"Police officers put the badge on every morning, not knowing for sure if they'll come home at night to take it off."
~Tom Cotton

Wednesday, November 6, 2013

Consensus, dissent and decisions

Not only is the word "consensus" overused, it turns out that dissent is a better way to come to a decision.

Not too long ago, a Harvard Business Review blogger noted that, "When group members are actively encouraged to openly express divergent opinions they not only share more information, they consider it more systematically and in a more balanced and less biased way. When people engage with those with different opinions and views from their own they become much more capable of properly interrogating critical assumptions and identifying creative alternatives. Studies comparing the problem-solving abilities of groups in which dissenting views are voiced with groups in which they are not find that dissent tends to be a better precondition for reaching the right solution than consensus."
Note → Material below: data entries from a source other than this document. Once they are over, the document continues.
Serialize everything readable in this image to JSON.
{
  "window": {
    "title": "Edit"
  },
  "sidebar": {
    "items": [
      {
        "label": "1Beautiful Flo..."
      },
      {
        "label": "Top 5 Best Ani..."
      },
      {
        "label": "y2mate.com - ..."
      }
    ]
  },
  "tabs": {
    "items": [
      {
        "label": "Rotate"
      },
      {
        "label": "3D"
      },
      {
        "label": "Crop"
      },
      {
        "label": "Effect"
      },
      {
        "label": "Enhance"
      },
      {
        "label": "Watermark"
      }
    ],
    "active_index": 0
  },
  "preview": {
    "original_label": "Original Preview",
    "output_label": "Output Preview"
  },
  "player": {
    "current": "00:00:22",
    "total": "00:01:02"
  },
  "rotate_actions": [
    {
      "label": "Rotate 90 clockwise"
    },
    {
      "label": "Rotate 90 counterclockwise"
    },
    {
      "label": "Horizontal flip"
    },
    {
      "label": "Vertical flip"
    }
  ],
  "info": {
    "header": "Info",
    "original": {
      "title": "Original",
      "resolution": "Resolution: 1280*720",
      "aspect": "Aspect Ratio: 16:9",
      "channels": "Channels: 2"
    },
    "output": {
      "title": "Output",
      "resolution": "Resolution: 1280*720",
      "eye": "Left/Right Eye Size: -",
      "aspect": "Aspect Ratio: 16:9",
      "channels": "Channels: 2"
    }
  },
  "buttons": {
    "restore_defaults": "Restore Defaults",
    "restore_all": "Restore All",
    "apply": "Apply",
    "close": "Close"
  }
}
This shouldn't come as a surprise. The post mentions a few well known individuals and organizations that suffered as a result of consensus. Nor does it take long to come up with a few examples of our own. Consensus is sometimes the result of groupthink, and that led to the Challenger accident.

Closer to home, we attempted to resolve the wind turbine issue using consensus. The Wind Turbines Option Process (WTOP) did achieve consensus amongst its members, but that group had no authority. Although the selectmen - in a show of solidarity - adopted the recommendation to shut down the turbines, the taxpayers weren't part of the consensus. We all know how that turned out.

We often lament the gridlock in Washington, D.C., but in truth, it is far better for us than consensus. Consensus brought us the Patriot Act and the NSA's domestic spying. And, of course, the Chinese government loves consensus.